Gene action and combining ability of yield and its components for late kharif season in okra (Abelmoschus esculentus (L.) Moench)

Knowledge on the genetic system controlling the quantitative traits is important for devising an efficient selection program through the use of a suitable mating design. Forty five F 1s were generated by crossing 10 germplasm lines of okra (Abelmoschus esculentus (L.) Moench) namely P1(IC282248), P2(IC27826-A), P3(IC29119-B), P4(IC31398-A), P5(IC45732), P6(IC89819), P7(IC89976), P8(IC90107), P9(IC99716), and P10(IC111443) during summer 2009. Forty five F 1s along with their 10 parents were evaluated in a randomized block design with three replicates during late kharif (AugustNovember) 2009 at Vegetable Research Station, Hyderabad, Andhra Pradesh, India, for studying gene action and combining ability of yield and its components. Significant general combining ability and specific combining ability variances were obtained in majority of the traits except fruit and shoot borer infestation on fruits and shoots; implying that both the additive and non-additive gene effects operated in the genetic expression of the traits. The relative magnitude of general and specific combining ability variances indicated preponderance of non-additive gene action for majority of the characters studied except number of branches per plant and fruit width.

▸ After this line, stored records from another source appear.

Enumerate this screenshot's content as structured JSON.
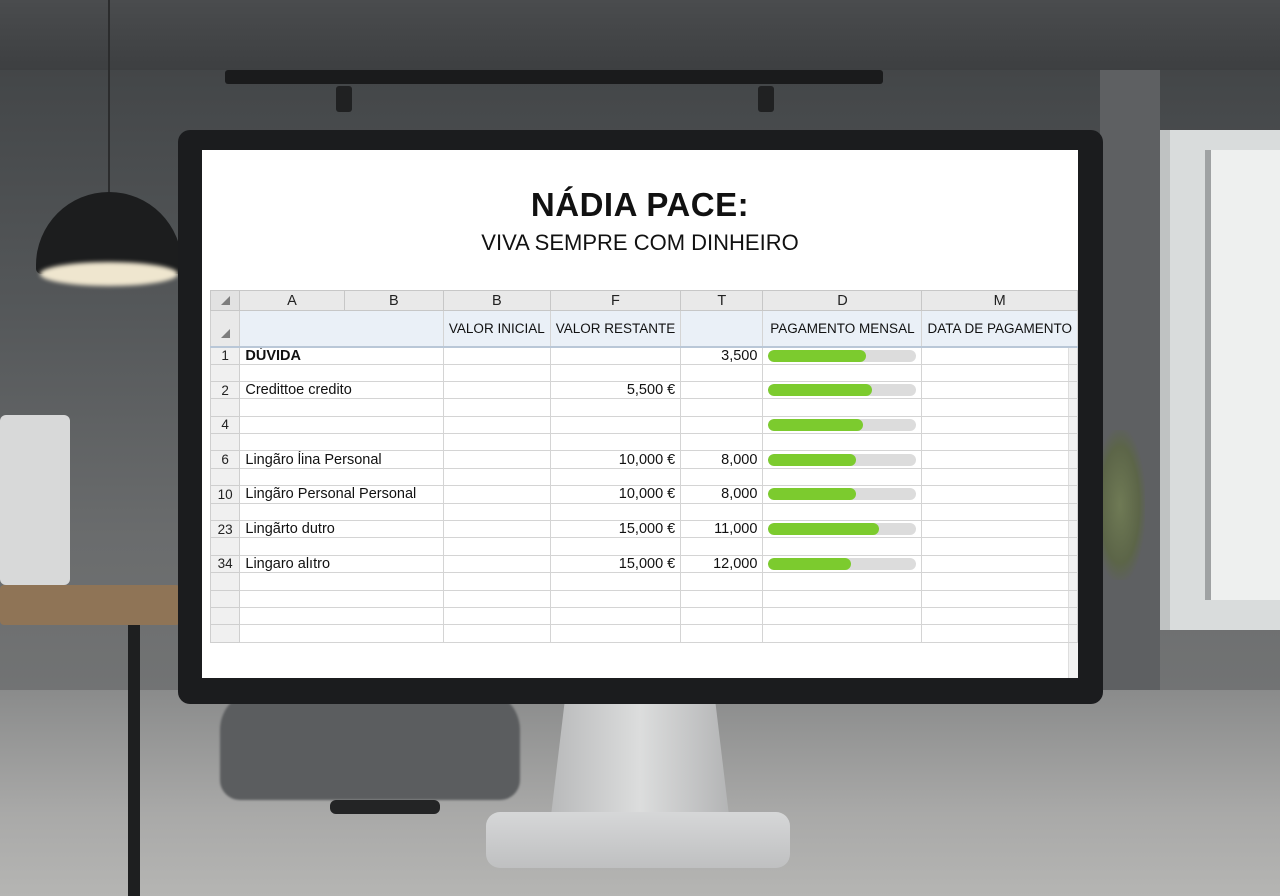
{
  "sheet": {
    "title": "NÁDIA PACE:",
    "subtitle": "VIVA SEMPRE COM DINHEIRO"
  },
  "columns": [
    "A",
    "B",
    "B",
    "F",
    "T",
    "D",
    "M"
  ],
  "labels": {
    "valor_inicial": "VALOR INICIAL",
    "valor_restante": "VALOR RESTANTE",
    "pagamento_mensal": "PAGAMENTO MENSAL",
    "data_de_pagamento": "DATA DE PAGAMENTO"
  },
  "rows": [
    {
      "num": "1",
      "name": "DÚVIDA",
      "valor_inicial": "",
      "valor_restante": "",
      "t": "3,500",
      "progress": 0.66,
      "data_pagamento": ""
    },
    {
      "num": "2",
      "name": "Credittoе credito",
      "valor_inicial": "",
      "valor_restante": "5,500 €",
      "t": "",
      "progress": 0.7,
      "data_pagamento": ""
    },
    {
      "num": "4",
      "name": "",
      "valor_inicial": "",
      "valor_restante": "",
      "t": "",
      "progress": 0.64,
      "data_pagamento": ""
    },
    {
      "num": "6",
      "name": "Lingãro ĺina Personal",
      "valor_inicial": "",
      "valor_restante": "10,000 €",
      "t": "8,000",
      "progress": 0.59,
      "data_pagamento": ""
    },
    {
      "num": "10",
      "name": "Lingãro Personal Personal",
      "valor_inicial": "",
      "valor_restante": "10,000 €",
      "t": "8,000",
      "progress": 0.59,
      "data_pagamento": ""
    },
    {
      "num": "23",
      "name": "Lingãrto dutro",
      "valor_inicial": "",
      "valor_restante": "15,000 €",
      "t": "11,000",
      "progress": 0.75,
      "data_pagamento": ""
    },
    {
      "num": "34",
      "name": "Lingaro alıtro",
      "valor_inicial": "",
      "valor_restante": "15,000 €",
      "t": "12,000",
      "progress": 0.56,
      "data_pagamento": ""
    }
  ],
  "colors": {
    "progress_fill": "#7ccb2e",
    "progress_track": "#dcdcdc",
    "header_bg": "#e9e9e9",
    "label_row_bg": "#eaf0f7"
  }
}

Combining ability analysis of parents revealed that the parental lines P5(IC45732), P6(IC89819) and P7(IC89976) were superior general combiners for total and marketable yield per plant and other traits. The crosses C23(IC29119-B × IC99716), C17(IC27826-A × IC111443), C42(IC89976 × IC111443) and C43(IC90107 × IC111443) were superior specific combiners for total as well as marketable yield per plant with the potential of being commercially exploited for the production of F1 hybrids. The crosses C17 (IC27826-A × IC111443) and C42(IC89976 × IC111443) involving one or both of the parents with positively significant general combining ability effects for marketable yield per plant could be utilized in recombination breeding.